SACRAMENTO — The board that oversees California's teacher pension fund is poised to ban financial firms that it does business with from making large political contributions to its members and the governor.
Implementation of such a ban, which could cost candidates for governor and other statewide offices millions of dollars in campaign cash, was set in motion Thursday with a unanimous vote of the board's corporate governance committee. Over the next two months, staff attorneys will craft statutes, subject to board approval, that would put the new rule into effect.
The move, instigated by proxies for Gov. Arnold Schwarzenegger, would prohibit companies or their employees who are seeking business from the pension fund from donating more than $250 to Schwarzenegger, the state treasurer or the state controller, all of whom control seats on the board.

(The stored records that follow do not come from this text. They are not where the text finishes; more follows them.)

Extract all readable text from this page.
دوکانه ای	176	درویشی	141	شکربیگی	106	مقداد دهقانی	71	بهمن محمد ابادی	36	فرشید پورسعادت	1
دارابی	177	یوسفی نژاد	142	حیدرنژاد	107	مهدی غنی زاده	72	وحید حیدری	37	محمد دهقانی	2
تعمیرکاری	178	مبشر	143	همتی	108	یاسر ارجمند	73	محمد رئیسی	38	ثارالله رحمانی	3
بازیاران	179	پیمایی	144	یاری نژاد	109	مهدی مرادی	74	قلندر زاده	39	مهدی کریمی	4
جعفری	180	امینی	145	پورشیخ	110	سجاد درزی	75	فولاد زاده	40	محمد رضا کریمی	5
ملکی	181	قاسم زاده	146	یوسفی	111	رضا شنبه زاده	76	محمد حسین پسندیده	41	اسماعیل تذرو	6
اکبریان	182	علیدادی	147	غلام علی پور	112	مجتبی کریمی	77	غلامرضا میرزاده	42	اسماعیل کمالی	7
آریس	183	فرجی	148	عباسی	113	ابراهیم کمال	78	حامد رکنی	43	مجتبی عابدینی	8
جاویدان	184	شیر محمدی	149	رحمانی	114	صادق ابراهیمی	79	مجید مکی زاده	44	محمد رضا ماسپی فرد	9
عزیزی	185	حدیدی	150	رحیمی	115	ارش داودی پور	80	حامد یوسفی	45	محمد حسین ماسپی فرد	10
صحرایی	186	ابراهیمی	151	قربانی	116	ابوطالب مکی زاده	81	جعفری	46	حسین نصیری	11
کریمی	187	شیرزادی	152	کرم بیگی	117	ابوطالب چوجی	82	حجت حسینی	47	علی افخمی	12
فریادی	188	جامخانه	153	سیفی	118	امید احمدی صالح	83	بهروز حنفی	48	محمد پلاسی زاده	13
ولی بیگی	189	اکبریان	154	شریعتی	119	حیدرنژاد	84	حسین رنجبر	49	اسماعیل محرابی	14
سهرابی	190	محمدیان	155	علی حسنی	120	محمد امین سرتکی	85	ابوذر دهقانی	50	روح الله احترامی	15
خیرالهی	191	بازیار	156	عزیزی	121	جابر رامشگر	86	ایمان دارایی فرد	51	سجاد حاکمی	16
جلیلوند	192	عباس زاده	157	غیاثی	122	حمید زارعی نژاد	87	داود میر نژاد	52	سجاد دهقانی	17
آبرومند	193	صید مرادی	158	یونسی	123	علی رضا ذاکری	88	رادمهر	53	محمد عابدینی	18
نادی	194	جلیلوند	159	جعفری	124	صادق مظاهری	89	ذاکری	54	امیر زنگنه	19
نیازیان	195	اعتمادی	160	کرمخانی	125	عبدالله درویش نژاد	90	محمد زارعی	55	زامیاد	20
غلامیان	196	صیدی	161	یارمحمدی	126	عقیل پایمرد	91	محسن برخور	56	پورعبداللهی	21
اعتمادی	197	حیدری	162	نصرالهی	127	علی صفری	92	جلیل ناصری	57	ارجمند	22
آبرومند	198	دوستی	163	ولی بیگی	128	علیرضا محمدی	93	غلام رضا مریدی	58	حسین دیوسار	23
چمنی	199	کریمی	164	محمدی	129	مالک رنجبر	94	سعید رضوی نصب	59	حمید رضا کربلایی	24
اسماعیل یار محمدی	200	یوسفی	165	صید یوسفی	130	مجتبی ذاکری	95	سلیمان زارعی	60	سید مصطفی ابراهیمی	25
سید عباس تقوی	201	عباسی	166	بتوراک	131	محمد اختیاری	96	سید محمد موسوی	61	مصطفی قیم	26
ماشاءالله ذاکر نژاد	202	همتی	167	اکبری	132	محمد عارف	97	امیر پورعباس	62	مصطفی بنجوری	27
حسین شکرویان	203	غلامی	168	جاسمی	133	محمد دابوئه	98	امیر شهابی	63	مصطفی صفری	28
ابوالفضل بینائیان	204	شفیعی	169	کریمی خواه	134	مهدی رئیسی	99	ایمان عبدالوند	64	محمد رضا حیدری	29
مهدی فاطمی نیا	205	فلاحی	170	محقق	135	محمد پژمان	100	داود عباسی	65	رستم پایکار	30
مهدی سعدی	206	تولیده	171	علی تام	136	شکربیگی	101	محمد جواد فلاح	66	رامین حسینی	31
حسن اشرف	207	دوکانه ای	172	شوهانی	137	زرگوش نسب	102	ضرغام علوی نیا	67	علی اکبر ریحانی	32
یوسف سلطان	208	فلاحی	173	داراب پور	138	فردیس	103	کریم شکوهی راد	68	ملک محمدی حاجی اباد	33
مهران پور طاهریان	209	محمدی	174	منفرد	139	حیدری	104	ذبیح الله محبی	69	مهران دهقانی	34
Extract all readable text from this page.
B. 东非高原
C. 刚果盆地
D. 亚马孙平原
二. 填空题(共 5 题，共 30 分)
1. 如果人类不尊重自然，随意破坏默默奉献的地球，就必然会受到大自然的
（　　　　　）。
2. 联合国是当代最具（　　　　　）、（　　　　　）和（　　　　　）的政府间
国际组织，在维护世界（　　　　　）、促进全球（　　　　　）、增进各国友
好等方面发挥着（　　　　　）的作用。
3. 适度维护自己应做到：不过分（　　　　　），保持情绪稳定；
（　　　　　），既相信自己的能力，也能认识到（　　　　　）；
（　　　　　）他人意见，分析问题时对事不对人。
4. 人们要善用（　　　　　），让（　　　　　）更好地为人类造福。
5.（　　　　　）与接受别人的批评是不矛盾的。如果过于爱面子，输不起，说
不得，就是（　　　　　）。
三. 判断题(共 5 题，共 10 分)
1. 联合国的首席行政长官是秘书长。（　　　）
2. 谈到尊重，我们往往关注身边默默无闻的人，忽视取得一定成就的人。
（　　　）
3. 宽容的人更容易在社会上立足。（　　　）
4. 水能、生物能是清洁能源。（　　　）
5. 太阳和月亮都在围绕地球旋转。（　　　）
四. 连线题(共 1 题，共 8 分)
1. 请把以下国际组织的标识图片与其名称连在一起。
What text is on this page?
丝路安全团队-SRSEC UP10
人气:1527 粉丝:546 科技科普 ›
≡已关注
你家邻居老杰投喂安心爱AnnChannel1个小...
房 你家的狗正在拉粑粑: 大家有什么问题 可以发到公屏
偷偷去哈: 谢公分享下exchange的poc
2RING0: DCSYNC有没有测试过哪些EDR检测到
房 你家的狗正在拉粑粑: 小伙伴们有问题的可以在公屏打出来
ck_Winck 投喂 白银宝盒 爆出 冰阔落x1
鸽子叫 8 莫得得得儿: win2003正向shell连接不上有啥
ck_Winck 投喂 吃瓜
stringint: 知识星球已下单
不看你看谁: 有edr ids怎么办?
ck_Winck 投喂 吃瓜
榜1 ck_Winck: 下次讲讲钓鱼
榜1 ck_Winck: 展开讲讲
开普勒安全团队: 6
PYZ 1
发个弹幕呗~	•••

The development follows revelations in The Times that Treasurer Phil Angelides and Controller Steve Westly, rivals in the June primary election, steered the pension boards they sit on, including the teacher fund panel, to invest in firms that contributed to their campaigns. Both men have collected millions of dollars from companies seeking pension-system cash. But both quickly endorsed the new plan.
"The treasurer wholeheartedly supports the proposal," Angelides spokesman Nick Papas said. Joy Higa, the controller's representative on the board, said Westly also backs the measure.
The push comes as pension boards nationwide have been tainted by "pay to play" scandals. Investigations into the awarding of investment contracts to political patrons of pension board members have been launched in several states.
"There should not be a perception out there that one pays to play, in terms of making campaign contributions to officials in California and as a reward you have access to the nation's second-largest pension fund," Peter Reinke, a campaign finance reform advocate whom Schwarzenegger recently appointed to the board of the California State Teachers' Retirement System, said at the board's meeting. The spirited discussion on political giving stretched across 2 1/2 hours.
During President Clinton's years in office, the Securities and Exchange Commission launched an effort to put such a ban in place. But it unraveled amid intense opposition from financial firms.